Hamis Luyimbazi, a driver at Buziga stage, says that they would have wished to increase the fares because of the escalating fuel prices but they have held back because of the low passengers. He explains that the competition for the few passengers has complicated the situation making the transport industry hectic.
On average, a 14-seater taxi now takes over 1 hour to fill up at most of the stages visited by URN in the city center. Most of the operators spend their time sleeping or chatting away due to the limited number of travelers.
Badru Lubega, the chairperson Mukono stage, says that due to the increase in fuel prices, they were forced to increase the fares by Shillings 500, which he believes has kept away travelers.
According to Lubega, travelers now opt for vehicles loading on the streets, which charge less. He says as a result, the vehicles on the stage have reduced from 70 to 40 vehicles due to the low number of travelers.

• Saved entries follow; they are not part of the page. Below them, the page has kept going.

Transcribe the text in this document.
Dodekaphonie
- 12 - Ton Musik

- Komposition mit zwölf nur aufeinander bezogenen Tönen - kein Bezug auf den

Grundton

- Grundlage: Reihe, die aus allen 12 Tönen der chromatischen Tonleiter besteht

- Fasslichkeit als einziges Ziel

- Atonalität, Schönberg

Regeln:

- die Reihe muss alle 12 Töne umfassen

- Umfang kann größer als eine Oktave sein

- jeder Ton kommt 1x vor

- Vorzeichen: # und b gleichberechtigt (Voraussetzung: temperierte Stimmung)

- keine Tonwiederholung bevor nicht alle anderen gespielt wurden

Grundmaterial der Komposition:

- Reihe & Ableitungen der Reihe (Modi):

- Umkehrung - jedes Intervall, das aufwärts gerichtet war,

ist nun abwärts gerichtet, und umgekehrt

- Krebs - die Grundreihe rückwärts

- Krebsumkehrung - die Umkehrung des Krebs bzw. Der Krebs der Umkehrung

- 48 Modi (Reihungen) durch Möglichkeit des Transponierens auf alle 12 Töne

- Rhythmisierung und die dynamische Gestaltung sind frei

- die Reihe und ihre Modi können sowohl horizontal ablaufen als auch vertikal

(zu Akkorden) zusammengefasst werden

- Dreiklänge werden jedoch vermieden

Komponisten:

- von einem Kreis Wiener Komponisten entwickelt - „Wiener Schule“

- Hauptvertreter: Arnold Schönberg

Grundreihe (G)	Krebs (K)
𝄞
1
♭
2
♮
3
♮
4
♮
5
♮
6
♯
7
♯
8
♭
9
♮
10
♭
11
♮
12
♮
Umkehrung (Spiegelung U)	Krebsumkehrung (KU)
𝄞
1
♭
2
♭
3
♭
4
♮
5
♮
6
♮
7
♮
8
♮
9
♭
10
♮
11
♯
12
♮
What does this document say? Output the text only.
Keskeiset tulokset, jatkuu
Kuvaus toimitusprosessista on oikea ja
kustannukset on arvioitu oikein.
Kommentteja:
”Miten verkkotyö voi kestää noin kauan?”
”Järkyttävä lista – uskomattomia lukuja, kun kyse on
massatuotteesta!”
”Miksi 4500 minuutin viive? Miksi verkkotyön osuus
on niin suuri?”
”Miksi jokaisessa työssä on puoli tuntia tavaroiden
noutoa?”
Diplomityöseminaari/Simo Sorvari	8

Saad Ssali has been working at Mpererwe stage since 1990. He says that he has never experienced such passenger numbers, adding that their trips have reduced by half.
Some of the passengers interviewed by URN revealed that they resorted to alternative means of transport since the COVID-19 pandemic affected their incomes.
Tasha Nalule told URN that these are tough times that require stringent financial discipline to survive, adding that she looks for every possible way to save especially on transport.
Hussein Ndibubi, says that although the fuel prices are very high, taxi operators should have mercy on them because they are equally affected by the high inflation in the country yet money doesn’t easily come by nowadays.